Verissimo. Ma questo non è vero per tutti i libri. Se ripercorro le mie letture dello scorso anno, non ce ne sono poi molti quelli che mi hanno lasciato diverso da come mi avevano trovato. Già Steiner fa sorgere in me il germe del dubbio. Continua con queste parole, rincarando la dose:
Le grandi opere d’arte ci attraversano come venti di tempesta, spalancando le porte delle nostre percezioni e investendo l’architettura delle nostre convinzioni con la loro potenza trasformatrice. Noi cerchiamo di registrare il loro urto e di riorganizzare la nostra casa sconquassata secondo un nuovo ordine.
Giunto a questo punto, ammetto di aver provato una certa invidia per il vecchio George. Lo sconquasso libresco, devo ammettere, è senz’altro un’emozione che ho provato, ma che collegavo più a certe scoperte dell’adolescenza, quando l’immaginazione è più sensibile e più pronta alla meraviglia – la prima volta che ho letto L’Aleph di Borges, ad esempio, oppure I Buddenbrook di Thomas Mann. Ma Steiner rivela subito dopo che queste righe, attraversate da uno spirito innegabilmente romantico (i venti in tempesta, la casa sconquassata), hanno in mente un bersaglio polemico chiaro:
Dico queste cose perché la maggior parte della critica contemporanea appartiene a tutt’altra tendenza.
E se prima Steiner aveva la mia curiosità, ora, per citare Leonardo DiCaprio in quel film di Tarantino, now you have my attention. Con chi ce l’ha il nostro Steiner? Per prima cosa, con la critica poco comprensibile: «criptica, capziosa, esageratamente consapevole della sua discendenza filosofica e della complessità dei suoi strumenti». Facile riconoscere, anche oggi e nel panorama italiano, diversi esempi di quella critica. Oggi nessun nome di critico letterario esce dalla ristretta cerchia degli addetti ai lavori e si vive assai bene in tale beata ignoranza, ma all’università mi inflissi diversi dei nomi più in voga del settore, trovandoli del tutto incomprensibili. E non tanto per la profondità di pensiero: quella è una qualità che si riconosce e si ammira, e che semmai fa mettere da parte il testo (come spesso succedeva) con la promessa, quasi sempre disattesa, di tornarci quando si sarà più vecchi e più saggi.

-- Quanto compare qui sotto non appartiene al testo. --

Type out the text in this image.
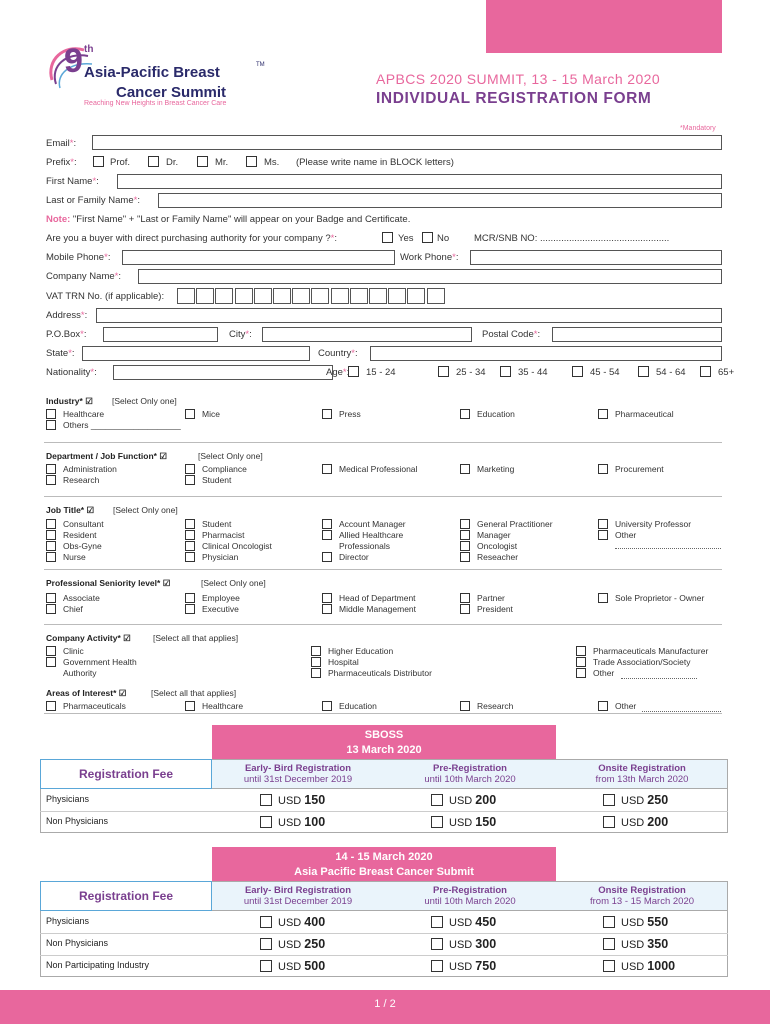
9 th
Asia-Pacific Breast	TM
Cancer Summit
Reaching New Heights in Breast Cancer Care
APBCS 2020 SUMMIT, 13 - 15 March 2020
INDIVIDUAL REGISTRATION FORM
*Mandatory
Email*:
Prefix*:	Prof.	Dr.	Mr.	Ms. (Please write name in BLOCK letters)
First Name*:
Last or Family Name*:
Note: "First Name" + "Last or Family Name" will appear on your Badge and Certificate.
Are you a buyer with direct purchasing authority for your company ?*:	Yes No	MCR/SNB NO: .................................................
Mobile Phone*:	Work Phone*:
Company Name*:
VAT TRN No. (if applicable):
Address*:
P.O.Box*:	City*:	Postal Code*:
State*:	Country*:
Nationality*:	Age* 15 - 24	25 - 34	35 - 44	45 - 54	54 - 64	65+
Industry* ☑ [Select Only one]
Healthcare
Others ___________________
Mice	Press	Education	Pharmaceutical
Department / Job Function* ☑	[Select Only one]
Administration
Research
Compliance
Student
Medical Professional	Marketing	Procurement
Job Title* ☑ [Select Only one]
Consultant
Resident
Obs-Gyne
Nurse
Student
Pharmacist
Clinical Oncologist
Physician
Account Manager
Allied Healthcare
Professionals
Director
General Practitioner
Manager
Oncologist
Reseacher
University Professor
Other
Professional Seniority level* ☑	[Select Only one]
Associate
Chief
Employee
Executive
Head of Department
Middle Management
Partner
President
Sole Proprietor - Owner
Company Activity* ☑	[Select all that applies]
Clinic
Government Health
Authority
Higher Education
Hospital
Pharmaceuticals Distributor
Pharmaceuticals Manufacturer
Trade Association/Society
Other
Areas of Interest* ☑	[Select all that applies]
Pharmaceuticals	Healthcare	Education	Research	Other
SBOSS
13 March 2020
Registration Fee	Early- Bird Registration
until 31st December 2019
Pre-Registration
until 10th March 2020
Onsite Registration
from 13th March 2020
Physicians	USD 150	USD 200	USD 250
Non Physicians	USD 100	USD 150	USD 200
14 - 15 March 2020
Asia Pacific Breast Cancer Submit
Registration Fee	Early- Bird Registration
until 31st December 2019
Pre-Registration
until 10th March 2020
Onsite Registration
from 13 - 15 March 2020
Physicians	USD 400	USD 450	USD 550
Non Physicians	USD 250	USD 300	USD 350
Non Participating Industry	USD 500	USD 750	USD 1000
1 / 2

Intendo incomprensibili nel senso letterale del termine: saggi, libri, persino interventi, quando qualcuno di loro veniva anche a tenerci qualche lezione, in cui anche con la più grande buona volontà non riuscivo a seguire il filo logico. Più ancora, non riuscivo ad afferrare nemmeno il significato primo, la parafrasi più semplice di quelle parole.
Quella critica, mi conforta Steiner, è da poco, e finisce per occuparsi di libri altrettanto dimenticabili.

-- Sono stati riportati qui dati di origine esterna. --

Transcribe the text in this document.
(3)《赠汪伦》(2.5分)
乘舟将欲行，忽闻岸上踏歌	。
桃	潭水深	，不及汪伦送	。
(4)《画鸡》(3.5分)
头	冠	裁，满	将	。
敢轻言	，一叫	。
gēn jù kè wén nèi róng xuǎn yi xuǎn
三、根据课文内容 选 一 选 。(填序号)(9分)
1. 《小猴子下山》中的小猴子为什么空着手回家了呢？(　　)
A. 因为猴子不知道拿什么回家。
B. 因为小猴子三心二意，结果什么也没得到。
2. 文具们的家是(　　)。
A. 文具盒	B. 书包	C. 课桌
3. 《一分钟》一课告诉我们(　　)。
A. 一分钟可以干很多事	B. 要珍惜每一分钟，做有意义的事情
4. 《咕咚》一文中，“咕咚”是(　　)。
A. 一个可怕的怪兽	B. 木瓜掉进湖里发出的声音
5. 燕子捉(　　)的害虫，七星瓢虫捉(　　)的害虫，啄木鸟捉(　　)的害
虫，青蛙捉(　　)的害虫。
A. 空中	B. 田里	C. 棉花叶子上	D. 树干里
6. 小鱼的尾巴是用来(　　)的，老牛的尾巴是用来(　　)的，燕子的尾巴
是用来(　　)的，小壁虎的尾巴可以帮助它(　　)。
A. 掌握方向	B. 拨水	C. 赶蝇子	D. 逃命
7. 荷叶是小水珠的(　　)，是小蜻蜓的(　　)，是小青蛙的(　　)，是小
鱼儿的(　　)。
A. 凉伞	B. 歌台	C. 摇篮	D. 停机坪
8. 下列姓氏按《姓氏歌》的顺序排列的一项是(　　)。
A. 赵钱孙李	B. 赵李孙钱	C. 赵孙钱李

Esiste in effetti una grande quantità di opere da seppellire se vogliamo tutelare la salute della nostra lingua e della sensibilità. Troppi libri, invece di arricchire la nostra coscienza, invece di essere sorgenti di vita, ci tentano con le armi della facilità, della grossolanità e del più effimero dei piaceri. Ma quelli sono i libri destinati al mestiere del recensore, non all’arte meditativa e ricreatrice del critico.
C’è molto da dire, su questo passaggio. Mi limito qui a notare come Steiner abbia la più alta concezione della lettura: sorgente di vita. Per lui, come per pochi e fortunati lettori (comincio qui ad accostare il lettore al critico), i libri sono una passione vitale. E parafrasando il vecchio adagio, secondo cui chi vive a Parigi – a volte si trova detto anche “a New York” – si meraviglia che qualcuno viva sul serio da un’altra parte e non lo faccia piuttosto per scherzo, così per il lettore steineriano chi ha una diversa passione, o si approccia ai libri in modo meno colmo d’amore, deve farlo per sbaglio o non proprio sul serio.
La realizzazione successiva è altrettanto folgorante (e non abbiamo neppure finito la prima pagina di Tolstoj o Dostoevskij):
A differenza sia del recensore che dello storico della letteratura, il critico dovrebbe occuparsi di capolavori. Il suo primo compito è quello di distinguere non tra il buono e il cattivo, ma tra il buono e l’ottimo.
Conclusione cruciale e che chiama in causa anche il lettore accanito. Che se non è per forza un critico ha però ancor meno da spartire con il recensore, che deve tener d’occhio le ultime uscite per dovere, per darne conto al pubblico, e figuriamoci con lo storico della letteratura, che deve tener lezioni e scrivere libri per sostenere la sua carriera accademica. Steiner ha un’opinione assai netta: non bisogna perdere tempo a leggere brutti libri. E dunque io – che ho appena acquistato un’uscita recente che mi ha incuriosito, ma la cui quarta di copertina già rivela non essere né Kafka né Proust, e che ho dedicato l’uscita prima di questa a un libro certo buono di Franzen, ma purtroppo non ottimo – sto commettendo un grave errore?